During the 19th century, graphite's uses greatly expanded to include stove polish, lubricants, paints, crucibles, foundry facings, and pencils, a major factor in the expansion of educational tools during the first great rise of education for the masses. The British Empire controlled most of the world's production, but production from Austrian, German, and American deposits expanded by mid-century. For example, the Dixon Crucible Company of Jersey City, New Jersey, founded by Joseph Dixon and partner Orestes Cleveland in 1845, opened mines in the Lake Ticonderoga district of New York, built a processing plant there, and a factory to manufacture pencils, crucibles and other products in New Jersey, described in the Engineering & Mining Journal 21 December 1878. The Dixon pencil is still in production.
The beginnings of the revolutionary froth flotation process are associated with graphite mining. Included in the E&MJ article on the Dixon Crucible Company is a sketch of the "floating tanks" used in the age-old process of extracting graphite. Because graphite is so light, the mix of graphite and waste was sent through a final series of water tanks where a cleaner graphite "floated" off, which left waste to drop out. In an 1877 patent, the two brothers Bessel of Dresden, Germany, took this "floating" process a step further and added a small amount of oil to the tanks and boiled the mix – an agitation or frothing step – to collect the graphite, the first steps toward the future flotation process. Adolph Bessel received the Wohler Medal for the patented process that upgraded the recovery of graphite to 90% from the German deposit. In 1977, the German Society of Mining Engineers and Metallurgists organized a special symposium dedicated to their discovery and, thus, the 100th anniversary of flotation.
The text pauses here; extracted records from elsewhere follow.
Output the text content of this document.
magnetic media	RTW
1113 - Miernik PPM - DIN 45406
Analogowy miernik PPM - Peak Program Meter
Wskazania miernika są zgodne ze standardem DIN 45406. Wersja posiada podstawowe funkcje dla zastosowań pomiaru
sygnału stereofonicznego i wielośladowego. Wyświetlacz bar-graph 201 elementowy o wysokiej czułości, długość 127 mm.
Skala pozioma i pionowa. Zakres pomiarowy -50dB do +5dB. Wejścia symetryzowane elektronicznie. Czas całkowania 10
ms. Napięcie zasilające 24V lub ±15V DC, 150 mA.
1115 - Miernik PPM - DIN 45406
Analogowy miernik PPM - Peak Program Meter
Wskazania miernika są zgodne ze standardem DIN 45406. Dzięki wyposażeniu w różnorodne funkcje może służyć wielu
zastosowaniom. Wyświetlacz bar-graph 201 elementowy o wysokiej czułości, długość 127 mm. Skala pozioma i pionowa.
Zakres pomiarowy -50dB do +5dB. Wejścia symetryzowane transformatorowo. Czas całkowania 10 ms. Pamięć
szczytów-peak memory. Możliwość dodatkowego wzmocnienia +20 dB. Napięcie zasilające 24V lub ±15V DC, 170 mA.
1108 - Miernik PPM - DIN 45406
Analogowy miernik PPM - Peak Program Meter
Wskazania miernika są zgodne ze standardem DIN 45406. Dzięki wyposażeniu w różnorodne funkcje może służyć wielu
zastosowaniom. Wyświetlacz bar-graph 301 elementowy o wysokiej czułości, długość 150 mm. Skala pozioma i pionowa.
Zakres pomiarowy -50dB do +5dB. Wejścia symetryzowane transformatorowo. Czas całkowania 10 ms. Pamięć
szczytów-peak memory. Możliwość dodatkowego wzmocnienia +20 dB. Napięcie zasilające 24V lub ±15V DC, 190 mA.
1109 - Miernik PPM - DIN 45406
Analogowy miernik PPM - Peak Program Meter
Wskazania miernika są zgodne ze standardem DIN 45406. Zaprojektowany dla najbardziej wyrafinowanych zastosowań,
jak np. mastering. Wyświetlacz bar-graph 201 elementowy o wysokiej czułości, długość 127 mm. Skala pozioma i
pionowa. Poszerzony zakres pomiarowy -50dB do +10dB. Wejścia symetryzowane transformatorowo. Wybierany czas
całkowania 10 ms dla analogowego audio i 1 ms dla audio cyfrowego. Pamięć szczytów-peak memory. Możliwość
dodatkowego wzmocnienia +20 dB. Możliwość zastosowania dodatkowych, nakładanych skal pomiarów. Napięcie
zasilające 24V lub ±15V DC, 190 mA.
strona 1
In the United States, in 1885, Hezekiah Bradford of Philadelphia patented a similar process, but it is uncertain if his process was used successfully in the nearby graphite deposits of Chester County, Pennsylvania, a major producer by the 1890s. The Bessel process was limited in use, primarily because of the abundant cleaner deposits found around the globe, which needed not much more than hand-sorting to gather the pure graphite. The state of the art,, is described in the Canadian Department of Mines report on graphite mines and mining when Canadian deposits began to become important producers of graphite.